An IR may have 1,000 rooms or more, which could mean an average of 1,750 people staying at the resort on any one night if each room is occupied (an average occupancy of 1.75 people per room). Let’s be generous and say that the year-round occupancy for the resort is 80%, the operator needs vastly more than 1,400 people per day to make a return. So where do these other people come from? Hopefully, they fill additional room inventory at nearby hotels and resorts and are customers from the local population.
When Steve Wynn opened the Mirage, the first, modern-day, integrated resort, in 1989 at a cost of $630 million, Las Vegas was already attracting over 20 million tourists a year and had significant room inventory on and around the Strip. His task was to lure those people staying elsewhere into his new resort to spend their money, which he did by building a volcano outside that erupted every 15 minutes. Once outside having seen the eruption, the tourists flocked inside to see what other delights might be in store. Over the next decade, ten more megaresorts were built on the Strip.

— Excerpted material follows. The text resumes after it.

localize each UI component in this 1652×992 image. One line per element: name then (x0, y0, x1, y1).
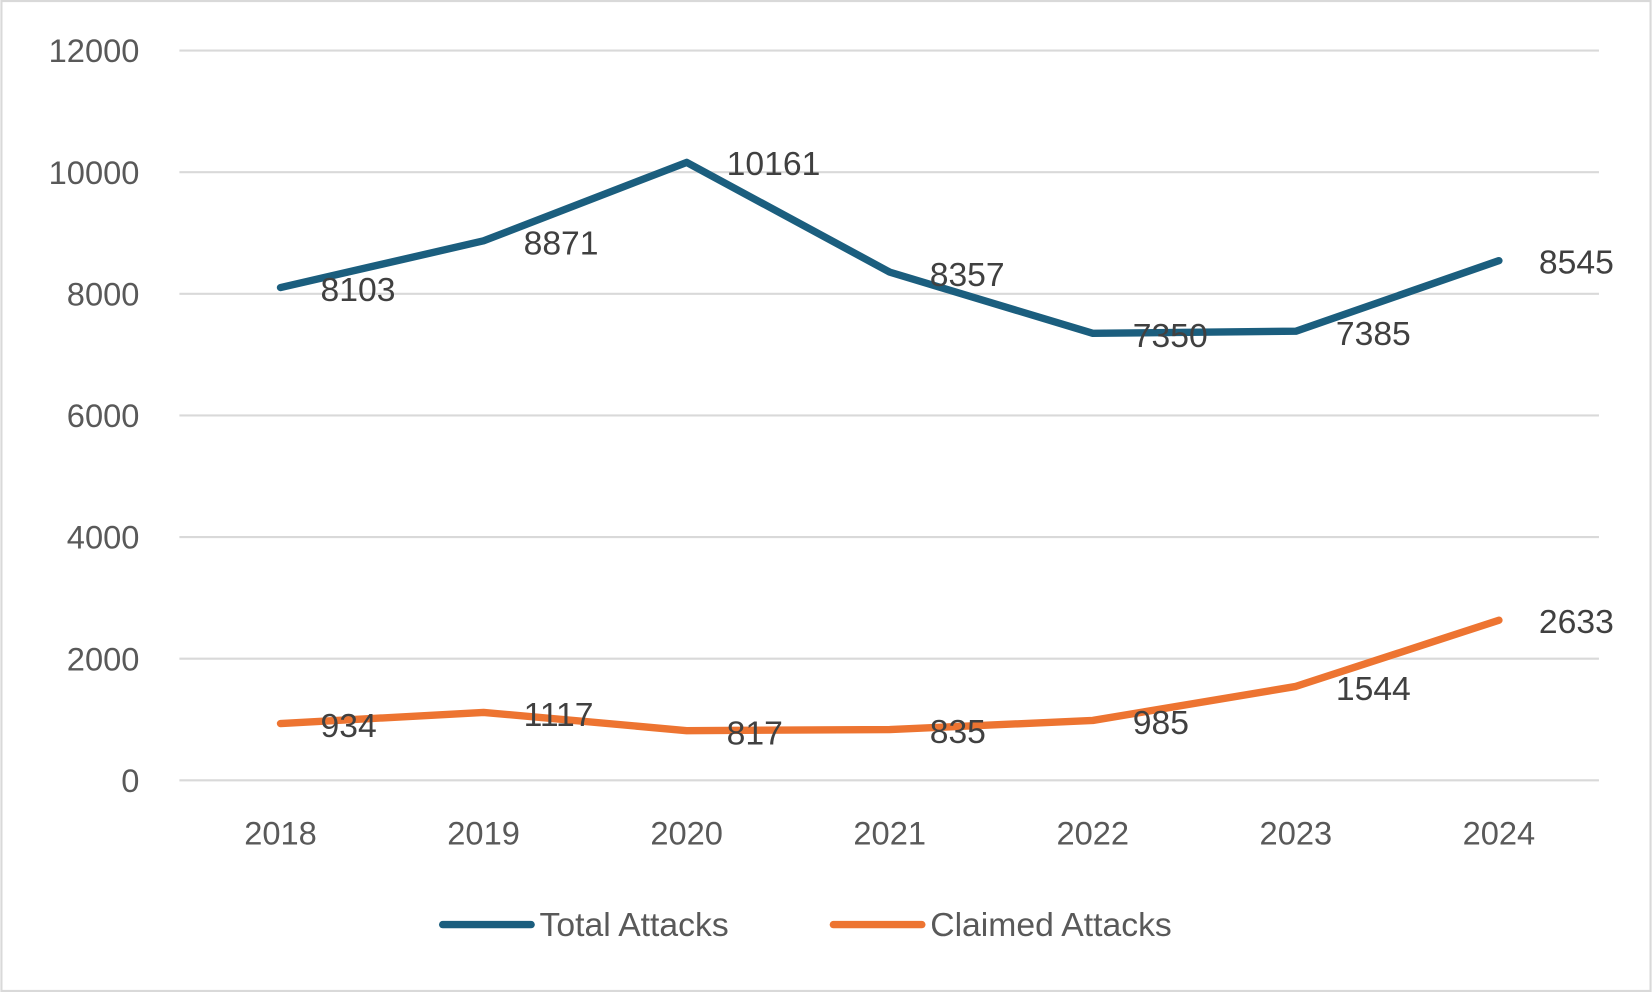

Singapore and Macau have successfully introduced IRs and you could argue that they do not have particularly large local populations, but both enjoy supra-regional monopolies on casino gambling, especially Macau. Macau sits across the water from Hong Kong, while Guangdong province, the closest Chinese province with a population of over 110 million, is located less than 70 miles away. Sands Macau opened in 2004 and was not an integrated resort. It did not need all the other facilities; there was sufficient demand without them. The original cost was $240 million and the payback was measured in months, not years. Even today, it has less than 300 rooms.
Today, because of government policy and increasing competition, the resorts in Macau need all of the usual additional amenities that you would find in Las Vegas or Singapore to attract customers to play. Similar to Las Vegas, Macau has a critical mass of IRs and is becoming a destination in its own right.
The closest legal casino to the Genting’s Resort World and Marina Bay Sands in Singapore is in Kuala Lumpur and there is only one; if you want to gamble in that entire region, you have only three casinos to choose from. Asia has a population with a very high propensity to gamble and given that in the region around Singapore there are only three casinos, it is no wonder they are tremendously successful.
I believe three things make for a successful IR: a resort with the scope of activities and scale to attract visitors from far and wide; a location with sufficient existing hotel rooms where gamblers can stay; and a reasonably large local population who will gamble in the casino, but do not require all of the other expensive bells and whistles that you will find in an IR.